What Verizon’s Change on NARAL Text Ban Reveals

Text message from NARALIn an unbelievable move, last week Verizon briefly rejected a request from an abortion rights group to make its network available for a text message program. The timing couldn’t have been worse. It vividly demonstrated that online, cable and wireless services are immune from non-interference regulations that apply to phone services just as the national debate on net neutrality was center stage.

NARAL made its case to the New York Times, and the story quickly spread gaining perspective from bloggers. While Verizon was not legally compelled to change its policy for wireless use, it was politically compelled.

Reversing this decision allowed Verizon to avoid what would have been a thunderous regulatory response. As a Regional Bell Operating Company, Verizon’s operations, growth, and future mergers are highly political in nature.

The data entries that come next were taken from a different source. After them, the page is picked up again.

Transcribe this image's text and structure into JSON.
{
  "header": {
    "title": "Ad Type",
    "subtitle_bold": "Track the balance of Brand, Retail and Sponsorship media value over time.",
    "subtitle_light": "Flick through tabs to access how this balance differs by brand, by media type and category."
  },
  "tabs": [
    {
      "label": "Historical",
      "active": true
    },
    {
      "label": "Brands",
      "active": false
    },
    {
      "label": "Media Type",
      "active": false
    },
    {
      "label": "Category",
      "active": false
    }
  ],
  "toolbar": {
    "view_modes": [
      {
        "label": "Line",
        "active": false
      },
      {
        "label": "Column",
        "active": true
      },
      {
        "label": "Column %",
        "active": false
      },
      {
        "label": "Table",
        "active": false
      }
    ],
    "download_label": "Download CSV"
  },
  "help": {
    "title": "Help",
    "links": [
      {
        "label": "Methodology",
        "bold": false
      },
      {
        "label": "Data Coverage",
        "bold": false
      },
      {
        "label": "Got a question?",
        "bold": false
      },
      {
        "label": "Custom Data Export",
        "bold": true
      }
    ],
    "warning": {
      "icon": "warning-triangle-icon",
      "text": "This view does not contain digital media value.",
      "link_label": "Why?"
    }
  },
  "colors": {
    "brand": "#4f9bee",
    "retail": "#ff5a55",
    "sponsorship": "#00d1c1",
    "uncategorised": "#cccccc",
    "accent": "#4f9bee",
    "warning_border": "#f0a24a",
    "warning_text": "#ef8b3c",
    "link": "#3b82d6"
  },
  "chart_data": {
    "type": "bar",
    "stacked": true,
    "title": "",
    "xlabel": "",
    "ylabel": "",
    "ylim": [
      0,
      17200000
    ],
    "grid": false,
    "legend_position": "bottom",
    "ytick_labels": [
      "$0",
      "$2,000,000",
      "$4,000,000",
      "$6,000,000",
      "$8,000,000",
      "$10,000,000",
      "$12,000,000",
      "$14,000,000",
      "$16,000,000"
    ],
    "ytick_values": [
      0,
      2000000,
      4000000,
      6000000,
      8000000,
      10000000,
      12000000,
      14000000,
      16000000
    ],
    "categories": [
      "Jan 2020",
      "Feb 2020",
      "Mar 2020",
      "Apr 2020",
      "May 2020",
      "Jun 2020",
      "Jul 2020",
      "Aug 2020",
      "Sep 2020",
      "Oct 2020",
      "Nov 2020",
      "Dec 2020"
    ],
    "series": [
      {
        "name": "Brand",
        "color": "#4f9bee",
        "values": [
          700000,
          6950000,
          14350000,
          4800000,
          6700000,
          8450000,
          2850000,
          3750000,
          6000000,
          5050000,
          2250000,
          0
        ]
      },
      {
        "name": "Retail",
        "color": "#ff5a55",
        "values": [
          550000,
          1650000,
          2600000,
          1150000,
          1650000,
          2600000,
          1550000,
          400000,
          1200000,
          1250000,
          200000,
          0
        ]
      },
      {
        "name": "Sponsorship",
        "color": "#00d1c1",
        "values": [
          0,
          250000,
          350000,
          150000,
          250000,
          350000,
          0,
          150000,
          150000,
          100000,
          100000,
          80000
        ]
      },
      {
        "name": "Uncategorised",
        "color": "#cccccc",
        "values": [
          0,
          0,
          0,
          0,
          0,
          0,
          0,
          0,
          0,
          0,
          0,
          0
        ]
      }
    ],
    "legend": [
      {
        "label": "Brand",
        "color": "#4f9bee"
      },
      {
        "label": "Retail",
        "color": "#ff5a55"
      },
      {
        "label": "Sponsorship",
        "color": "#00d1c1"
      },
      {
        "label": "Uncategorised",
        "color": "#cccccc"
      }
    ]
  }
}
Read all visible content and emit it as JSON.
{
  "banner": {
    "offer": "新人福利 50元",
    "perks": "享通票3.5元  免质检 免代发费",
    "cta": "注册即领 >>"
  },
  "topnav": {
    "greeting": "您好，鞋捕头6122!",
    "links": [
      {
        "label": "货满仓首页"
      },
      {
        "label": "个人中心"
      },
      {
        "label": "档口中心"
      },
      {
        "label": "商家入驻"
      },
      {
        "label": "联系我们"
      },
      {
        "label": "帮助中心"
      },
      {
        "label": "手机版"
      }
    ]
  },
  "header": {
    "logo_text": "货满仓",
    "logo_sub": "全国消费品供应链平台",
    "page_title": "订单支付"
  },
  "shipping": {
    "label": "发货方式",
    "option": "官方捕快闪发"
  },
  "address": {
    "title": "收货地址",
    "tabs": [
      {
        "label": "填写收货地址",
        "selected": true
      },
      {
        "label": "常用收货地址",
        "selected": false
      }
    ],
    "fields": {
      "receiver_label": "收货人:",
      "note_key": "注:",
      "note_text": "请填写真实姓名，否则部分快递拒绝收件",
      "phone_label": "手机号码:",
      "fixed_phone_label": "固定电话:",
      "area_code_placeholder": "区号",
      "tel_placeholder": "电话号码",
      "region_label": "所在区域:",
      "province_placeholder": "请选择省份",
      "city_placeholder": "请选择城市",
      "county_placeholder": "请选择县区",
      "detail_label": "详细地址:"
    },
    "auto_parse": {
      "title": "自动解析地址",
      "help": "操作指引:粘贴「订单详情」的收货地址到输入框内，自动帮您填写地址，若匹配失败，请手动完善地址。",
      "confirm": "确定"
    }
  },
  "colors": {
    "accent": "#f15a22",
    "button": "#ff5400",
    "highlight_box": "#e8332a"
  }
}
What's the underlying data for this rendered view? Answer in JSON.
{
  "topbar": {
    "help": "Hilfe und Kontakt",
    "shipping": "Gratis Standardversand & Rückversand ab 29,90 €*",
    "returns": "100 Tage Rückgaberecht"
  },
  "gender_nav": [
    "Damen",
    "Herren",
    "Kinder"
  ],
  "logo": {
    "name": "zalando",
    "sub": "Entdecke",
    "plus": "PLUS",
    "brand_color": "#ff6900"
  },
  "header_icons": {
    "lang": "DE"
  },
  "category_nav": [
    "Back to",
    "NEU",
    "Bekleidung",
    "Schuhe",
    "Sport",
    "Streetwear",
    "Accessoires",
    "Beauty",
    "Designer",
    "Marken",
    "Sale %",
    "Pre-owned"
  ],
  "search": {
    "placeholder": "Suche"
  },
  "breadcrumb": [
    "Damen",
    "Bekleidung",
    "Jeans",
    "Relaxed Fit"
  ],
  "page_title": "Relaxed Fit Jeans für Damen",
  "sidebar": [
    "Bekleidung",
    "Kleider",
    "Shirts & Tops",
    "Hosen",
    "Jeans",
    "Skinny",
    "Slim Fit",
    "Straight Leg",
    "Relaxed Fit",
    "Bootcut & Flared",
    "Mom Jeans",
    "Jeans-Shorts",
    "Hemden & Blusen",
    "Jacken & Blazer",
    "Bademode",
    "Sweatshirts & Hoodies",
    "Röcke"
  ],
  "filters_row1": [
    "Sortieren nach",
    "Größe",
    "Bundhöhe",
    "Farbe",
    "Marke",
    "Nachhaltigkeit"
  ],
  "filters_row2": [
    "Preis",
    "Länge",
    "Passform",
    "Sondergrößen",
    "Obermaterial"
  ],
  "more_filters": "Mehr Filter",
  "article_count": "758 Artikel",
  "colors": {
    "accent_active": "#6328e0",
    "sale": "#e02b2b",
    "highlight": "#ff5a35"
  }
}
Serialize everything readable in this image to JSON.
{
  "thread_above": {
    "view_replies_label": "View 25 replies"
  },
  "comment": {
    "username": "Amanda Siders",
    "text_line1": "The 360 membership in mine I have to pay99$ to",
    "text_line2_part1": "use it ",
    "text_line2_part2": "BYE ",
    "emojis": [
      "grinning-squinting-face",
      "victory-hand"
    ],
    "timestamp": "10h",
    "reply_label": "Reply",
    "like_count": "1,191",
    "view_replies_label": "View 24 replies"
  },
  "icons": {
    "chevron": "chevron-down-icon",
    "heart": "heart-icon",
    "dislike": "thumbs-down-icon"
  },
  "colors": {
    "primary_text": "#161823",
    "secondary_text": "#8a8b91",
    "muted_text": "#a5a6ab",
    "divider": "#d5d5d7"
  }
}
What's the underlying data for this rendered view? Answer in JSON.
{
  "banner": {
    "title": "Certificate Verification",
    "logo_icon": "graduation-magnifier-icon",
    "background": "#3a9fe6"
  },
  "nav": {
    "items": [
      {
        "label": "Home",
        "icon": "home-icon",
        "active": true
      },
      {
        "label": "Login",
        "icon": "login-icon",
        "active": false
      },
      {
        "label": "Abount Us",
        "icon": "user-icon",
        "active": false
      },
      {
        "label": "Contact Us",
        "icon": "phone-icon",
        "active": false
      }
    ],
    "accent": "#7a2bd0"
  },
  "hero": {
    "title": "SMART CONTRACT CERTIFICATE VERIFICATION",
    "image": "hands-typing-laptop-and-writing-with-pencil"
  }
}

Lawmakers on both sides of the aisle have felt shut out of the media by their owners. Paul Starr points in MIT Tech Review that was this very type of behavior that caused government to create a public switched network in order to overcome Western Union’s manipulation of the political process by providing favorable pricing to those serving its interests.

Whether lawmakers agree with NARAL’s policies or not, they clearly are in no mood to have Verizon to become a communications gatekeeper. Or the next campaign that Verizon might refuse could be theirs.